Vitiligo: a Multifaceted Narrative


Figure 1: White patches of vitiligo

Vitiligo is a distressing disease whose effect lies beyond the depigmentation that it leaves. It is a multi-faceted issue that can cause psychological disorders and self-esteem degradation, thereby having a detrimental effect on the overall health of the patient. Vitiligo is a widespread and debilitating autoimmune disease that leaves many negative consequences [1]. Vitiligo is an assimilated dermatological disease where the epidermis layer of the skin starts to lose the melanocytes that produce skin pigmentation. Clinically, it visually manifests as well-demarcated white patches on the skin [2]. Distribution of the white patches varies from a case to another and depending on the distribution of these patches, vitiligo can be subdivided into three categories: Localized; Segmental; and Generalized [3].


When examining the different disorders that cause skin depigmentation, we find vitiligo at the top of the list. The age range at which vitiligo first manifests varies greatly, with the second and third decades of life being the most prominent time for its appearance. No ethnicity is affected more than other ethnicities, [4] and its prevalence is around 0.5 percent to 1 percent globally [5].


When debating the pathogenesis of vitiligo, the accurate etiology of vitiligo is undiscovered. It is habitually coupled with other autoimmune disorders, such as thyroid diseases. There are a variety of assumptions about its pathogenesis, with the following factors include: genetics; oxidative stress; environment; innate immunity; and adaptive immunity [6]. Studies examining vitiligo in the context of genes and inheritance using family and twin models demonstrated a complex narrative. Furthermore, it is postulated that genetic factors can impact at what age vitiligo manifests [7].


Treatment of vitiligo may utilize diverse tactics, including topical and systemic medications, phototherapy, laser therapy, and surgical therapy. The most preeminent topical treating agent is corticosteroid. Phototherapy, which works on re-pigmentation of the skin, is also a very important modality of treatment. Systemic medications include Tacrolimus and systemic corticosteroids [8]. Surgical treatment decisions are restricted to segmental or localized vitiligo, when it is constrained to a smaller area [9].


Prognosis of vitiligo depends on the extent of the skin affected and the age of onset. The younger the patient, the more skin that will be involved, and therefore a higher rate of progression. Conversely, some patients may experience skin re-pigmentation in depigmented areas [10]. Vitiligo is a chronic disorder, and its effect extends to the mental health of patients, particularly because of the societal stigma that accompanies it.

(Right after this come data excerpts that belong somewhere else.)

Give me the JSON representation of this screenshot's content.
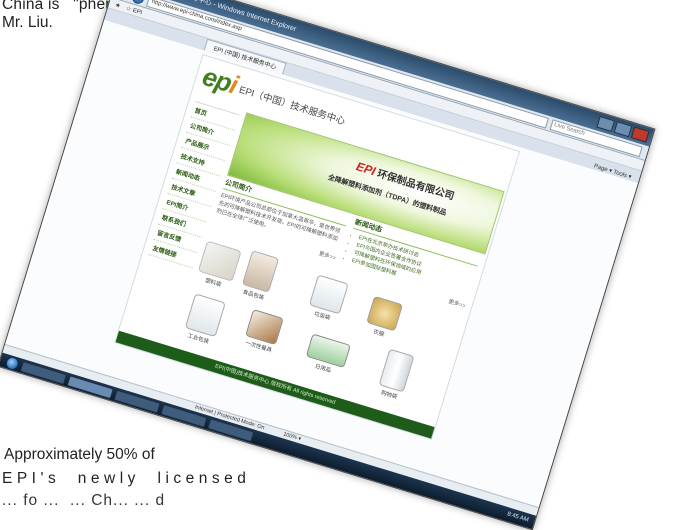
{
  "article": {
    "line1": "China is   \"phenomenal\",  says",
    "line2": "Mr. Liu.",
    "line3": "Approximately 50% of",
    "line4": "EPI's  newly  licensed",
    "line5": "... fo ...  ... Ch... ... d"
  },
  "browser": {
    "window_title": "EPI (中国) 技术服务中心 - Windows Internet Explorer",
    "url": "http://www.epi-china.com/index.asp",
    "search_placeholder": "Live Search",
    "favorites_label": "☆ EPI",
    "tab_label": "EPI (中国) 技术服务中心",
    "tools": "Page ▾   Tools ▾",
    "status_text": "Internet | Protected Mode: On",
    "zoom": "100% ▾"
  },
  "site": {
    "logo": "epi",
    "title": "EPI（中国）技术服务中心",
    "nav": [
      "首页",
      "公司简介",
      "产品展示",
      "技术支持",
      "新闻动态",
      "技术文章",
      "EPI简介",
      "联系我们",
      "留言反馈",
      "友情链接"
    ],
    "banner_brand": "EPI",
    "banner_line1": "环保制品有限公司",
    "banner_line2": "全降解塑料添加剂（TDPA）的塑料制品",
    "news_heading": "公司简介",
    "news_text": "EPI环境产品公司总部位于加拿大温哥华，是世界领先的可降解塑料技术开发商。EPI的可降解塑料添加剂已在全球广泛使用。",
    "more": "更多>>",
    "updates_heading": "新闻动态",
    "updates": [
      "EPI在北京举办技术研讨会",
      "EPI与国内企业签署合作协议",
      "可降解塑料在环保领域的应用",
      "EPI参加国际塑料展"
    ],
    "products": [
      "塑料袋",
      "食品包装",
      "垃圾袋",
      "农膜",
      "工业包装",
      "一次性餐具",
      "日用品",
      "购物袋"
    ],
    "footer": "EPI(中国)技术服务中心 版权所有 All rights reserved"
  },
  "taskbar": {
    "clock": "8:45 AM"
  }
}
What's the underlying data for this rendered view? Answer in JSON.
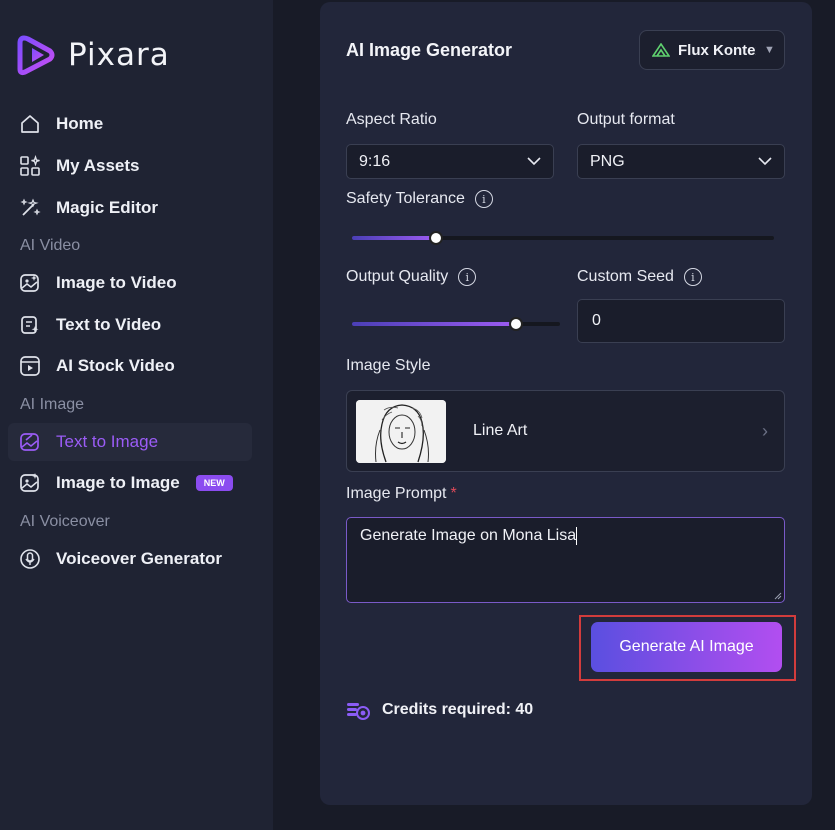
{
  "brand": {
    "name": "Pixara"
  },
  "nav": {
    "home": "Home",
    "assets": "My Assets",
    "magic": "Magic Editor",
    "section_video": "AI Video",
    "img2vid": "Image to Video",
    "txt2vid": "Text to Video",
    "stock": "AI Stock Video",
    "section_image": "AI Image",
    "txt2img": "Text to Image",
    "img2img": "Image to Image",
    "new_badge": "NEW",
    "section_voice": "AI Voiceover",
    "voice": "Voiceover Generator"
  },
  "panel": {
    "title": "AI Image Generator",
    "model": "Flux Kontext",
    "aspect_label": "Aspect Ratio",
    "aspect_value": "9:16",
    "format_label": "Output format",
    "format_value": "PNG",
    "safety_label": "Safety Tolerance",
    "safety_level": 0.2,
    "quality_label": "Output Quality",
    "quality_level": 0.79,
    "seed_label": "Custom Seed",
    "seed_value": "0",
    "style_label": "Image Style",
    "style_value": "Line Art",
    "prompt_label": "Image Prompt",
    "prompt_required": "*",
    "prompt_value": "Generate Image on Mona Lisa",
    "generate": "Generate AI Image",
    "credits": "Credits required: 40"
  },
  "colors": {
    "accent": "#9b5cf6",
    "highlight": "#d23c3c"
  }
}
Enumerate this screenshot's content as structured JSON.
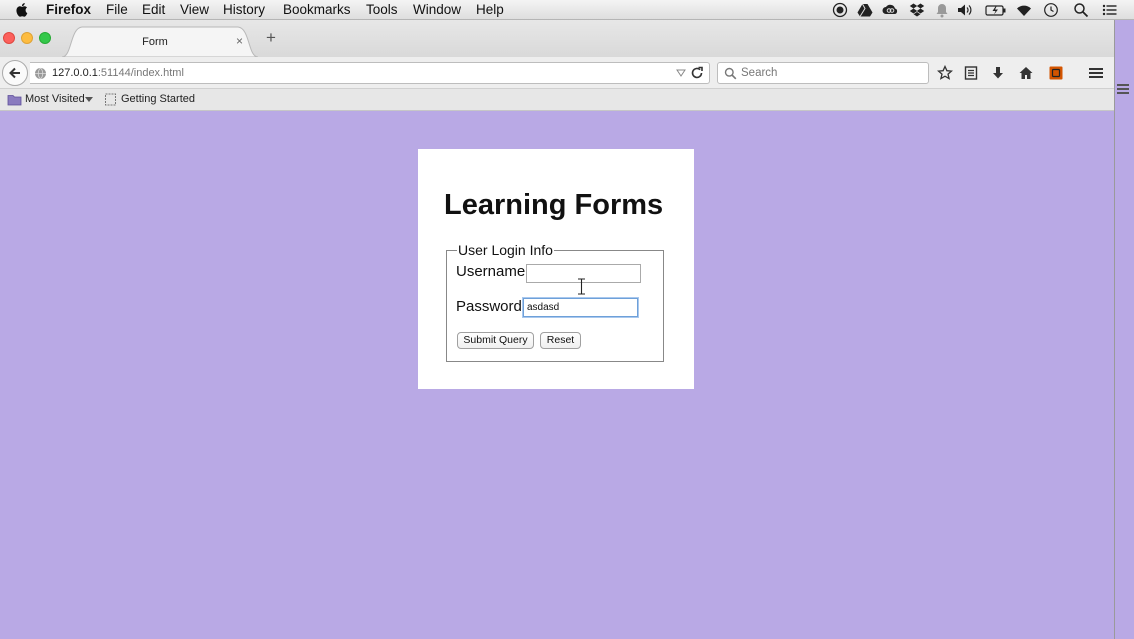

Keywords: Vitiligo; Depigmentation; Disease



References:


1. Ezzedine K, Eleftheriadou V, Whitton M, van Geel N

Lancet. 2015 Jul 4; 386(9988):74-84.


2. Mazzei Weiss ME. Vitiligo: to biopsy or not to biopsy? Cutis. 2020 Apr;105(4):189-190.


3. de Baat C, Phoa KH, Zweers PGMA, Bolling MC, Rozema FR, Vissink A. [Medicaments and oral healthcare. Hyperpigmentation of oral soft tissues due to afamelanotide]. Ned Tijdschr Tandheelkd. 2020 Apr;127(4):237-243.


4. Bergqvist C, Ezzedine K. Vitiligo: A Review. Dermatology. 2020;236(6):571-592.


5. Vitiligo: Medlineplus Genetics. (2020, August 18). Retrieved March 28, 2021, from https://medlineplus.gov/genetics/condition/vitiligo/#frequency


6. Rashighi M, Harris JE. Vitiligo Pathogenesis and Emerging Treatments. Dermatol Clin. 2017;35(2):257-265. doi:10.1016/j.det.2016.11.014.


7. Abdel-Malek ZA, Jordan C, Ho T, Upadhyay PR, Fleischer A, Hamzavi I. The enigma and challenges of vitiligo pathophysiology and treatment. Pigment Cell Melanoma Res. 2020 Nov;33(6):778-787.


8. Juntongjin P, Toncharoenphong N. Effectiveness of a combined 308-nm excimer lamp and topical mid-potent steroid treatment for facial vitiligo: a preliminary, randomized double-blinded controlled study. Lasers Med Sci. 2020 Dec;35(9):2023-2029.


9. Kim DS, Ju HJ, Lee HN, Choi IH, Eun SH, Kim J, Bae JM. Skin seeding technique with 0.5-mm micropunch grafting for vitiligo irrespective of the epidermal-dermal orientation: Animal and clinical studies. J Dermatol. 2020 Jul;47(7):749-754.


10. Wen Y, Wu X, Peng H, Li C, Jiang Y, Liang H, Zhong R, Liu J, He J, Liang W. Cancer risks in patients with vitiligo: a Mendelian randomization study. J Cancer Res Clin Oncol. 2020 Aug;146(8):1933-1940.